Bukan berarti mereka tidak pernah gagal, justru mereka yang paling sering gagal. Tapi bedanya, mereka tidak menganggap kegagalan sebagai identitas, melainkan sebagai proses. Itu mengubah banyak hal dalam cara pandangku. Saya memulai mengingat kembali masa masa ketika saya menyerah pada hal hal yang sebenarnya saya suka, hanya karna merasa “saya memang tidak bisa” padahal mugkin, saya hanya belum mencoba cukup lama. Atau terlalu cepat menyerah saat hasilnya belum kelihatan.

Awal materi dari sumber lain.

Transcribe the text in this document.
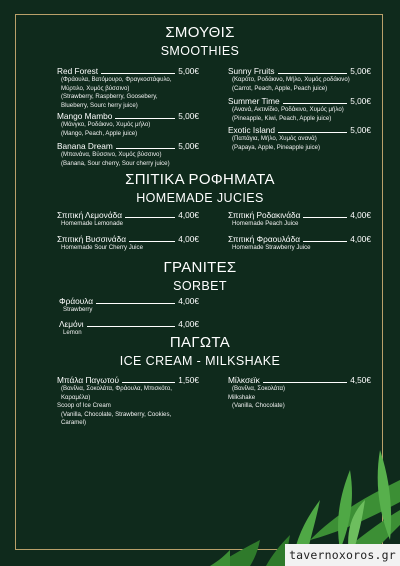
ΣΜΟΥΘΙΣ
SMOOTHIES
Red Forest	5,00€
(Φράουλα, Βατόμουρο, Φραγκοστάφυλο,
Μύρτιλο, Χυμός βύσσινο)
(Strawberry, Raspberry, Goosebery,
Blueberry, Sourc herry juice)
Mango Mambo	5,00€
(Μάνγκο, Ροδάκινο, Χυμός μήλο)
(Mango, Peach, Apple juice)
Banana Dream	5,00€
(Μπανάνα, Βύσσινο, Χυμός βύσσινο)
(Banana, Sour cherry, Sour cherry juice)
Sunny Fruits	5,00€
(Καρότο, Ροδάκινο, Μήλο, Χυμός ροδάκινο)
(Carrot, Peach, Apple, Peach juice)
Summer Time	5,00€
(Ανανά, Ακτινίδιο, Ροδάκινο, Χυμός μήλο)
(Pineapple, Kiwi, Peach, Apple juice)
Exotic Island	5,00€
(Παπάγια, Μήλο, Χυμός ανανά)
(Papaya, Apple, Pineapple juice)
ΣΠΙΤΙΚΑ ΡΟΦΗΜΑΤΑ
HOMEMADE JUCIES
Σπιτική Λεμονάδα	4,00€
Homemade Lemonade
Σπιτική Βυσσινάδα	4,00€
Homemade Sour Cherry Juice
Σπιτική Ροδακινάδα	4,00€
Homemade Peach Juice
Σπιτική Φραουλάδα	4,00€
Homemade Strawberry Juice
ΓΡΑΝΙΤΕΣ
SORBET
Φράουλα	4,00€
Strawberry
Λεμόνι	4,00€
Lemon
ΠΑΓΩΤΑ
ICE CREAM - MILKSHAKE
Μπάλα Παγωτού	1,50€
(Βανίλια, Σοκολάτα, Φράουλα, Μπισκότο,
Καραμέλα)
Scoop of Ice Cream
(Vanilla, Chocolate, Strawberry, Cookies,
Caramel)
Μίλκσεϊκ	4,50€
(Βανίλια, Σοκολάτα)
Milkshake
(Vanilla, Chocolate)
tavernoxoros.gr
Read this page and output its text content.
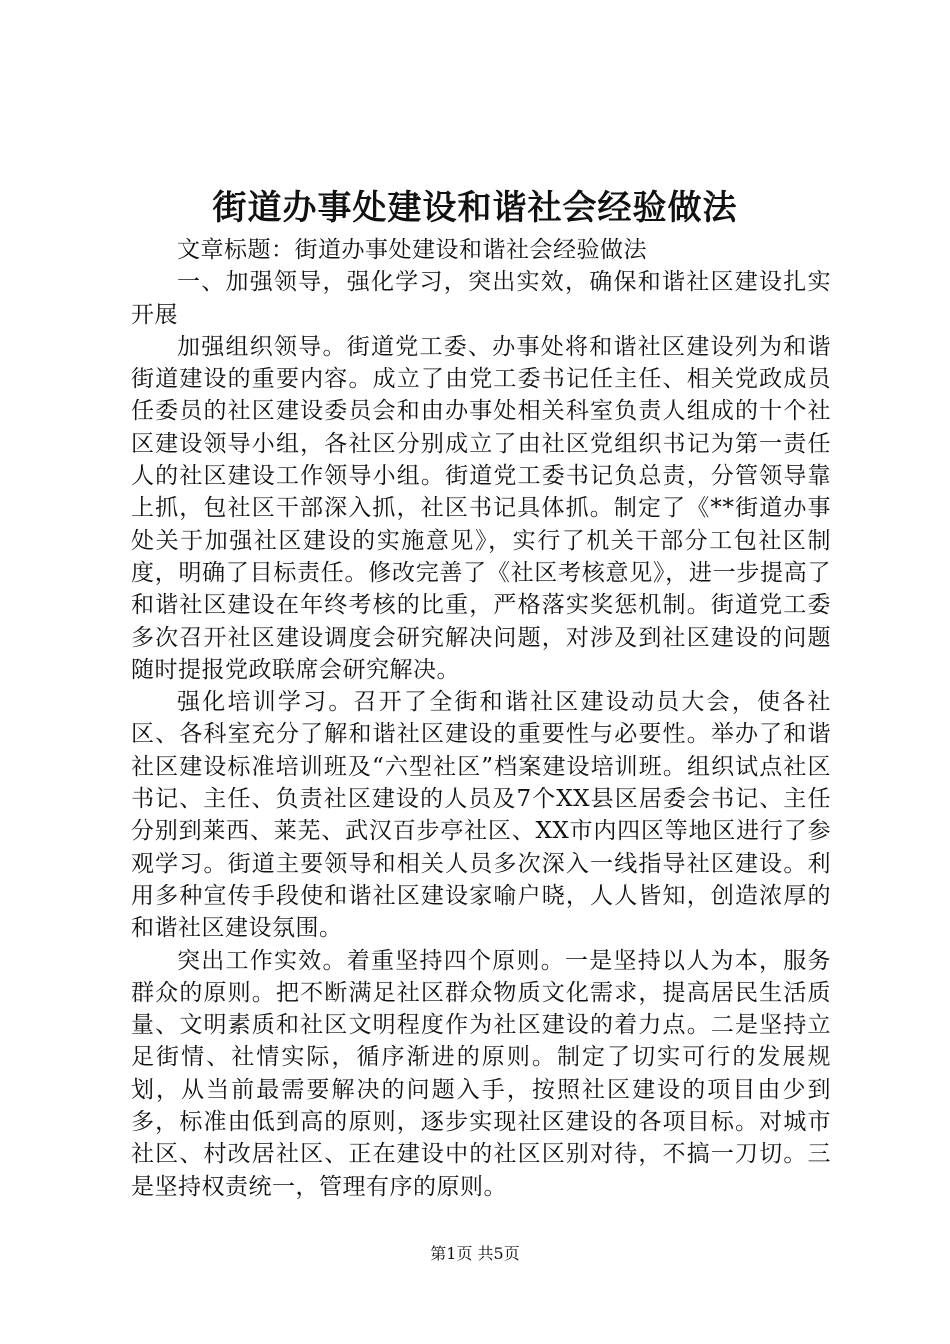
街道办事处建设和谐社会经验做法

文章标题：街道办事处建设和谐社会经验做法

一、加强领导，强化学习，突出实效，确保和谐社区建设扎实开展

加强组织领导。街道党工委、办事处将和谐社区建设列为和谐街道建设的重要内容。成立了由党工委书记任主任、相关党政成员任委员的社区建设委员会和由办事处相关科室负责人组成的十个社区建设领导小组，各社区分别成立了由社区党组织书记为第一责任人的社区建设工作领导小组。街道党工委书记负总责，分管领导靠上抓，包社区干部深入抓，社区书记具体抓。制定了《**街道办事处关于加强社区建设的实施意见》，实行了机关干部分工包社区制度，明确了目标责任。修改完善了《社区考核意见》，进一步提高了和谐社区建设在年终考核的比重，严格落实奖惩机制。街道党工委多次召开社区建设调度会研究解决问题，对涉及到社区建设的问题随时提报党政联席会研究解决。

强化培训学习。召开了全街和谐社区建设动员大会，使各社区、各科室充分了解和谐社区建设的重要性与必要性。举办了和谐社区建设标准培训班及“六型社区”档案建设培训班。组织试点社区书记、主任、负责社区建设的人员及7个XX县区居委会书记、主任分别到莱西、莱芜、武汉百步亭社区、XX市内四区等地区进行了参观学习。街道主要领导和相关人员多次深入一线指导社区建设。利用多种宣传手段使和谐社区建设家喻户晓，人人皆知，创造浓厚的和谐社区建设氛围。

突出工作实效。着重坚持四个原则。一是坚持以人为本，服务群众的原则。把不断满足社区群众物质文化需求，提高居民生活质量、文明素质和社区文明程度作为社区建设的着力点。二是坚持立足街情、社情实际，循序渐进的原则。制定了切实可行的发展规划，从当前最需要解决的问题入手，按照社区建设的项目由少到多，标准由低到高的原则，逐步实现社区建设的各项目标。对城市社区、村改居社区、正在建设中的社区区别对待，不搞一刀切。三是坚持权责统一，管理有序的原则。

第1页 共5页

Buku mindset membuat saya bertanya lagi, berapa banyak potensi dalam diri kita yang tidak pernah tumbuh, hanya karna kita terlalu cepat menyimpulkan bahwa kita ‘tidak bisa” ? berapa banyak impian yang kita kubur hidup hidup krna kita takut terlihat gagal?. Dunia sering kali hanya menyorot hasil nilai tinggi, penghargaan, pencapaian. Tapi buku ini mengingatkanku bahwa proseslah yang paling menentukan bagaimana kita belajar, bagaimana kita bangkit, dan bagaimana kita terus mencoba meski perlahan. Sejak saat itu, saya mulai mencoba hal-hal kecil. Mengubah kalimat “ saya bodoh” menjadi “saya belum ngerti, tapi saya akan coba lagi” . menghadapi tantangan bukan sebagai ancaman, tapi sebagai ruang belajar. Dan jujur saja, rasanya...lebih ringan.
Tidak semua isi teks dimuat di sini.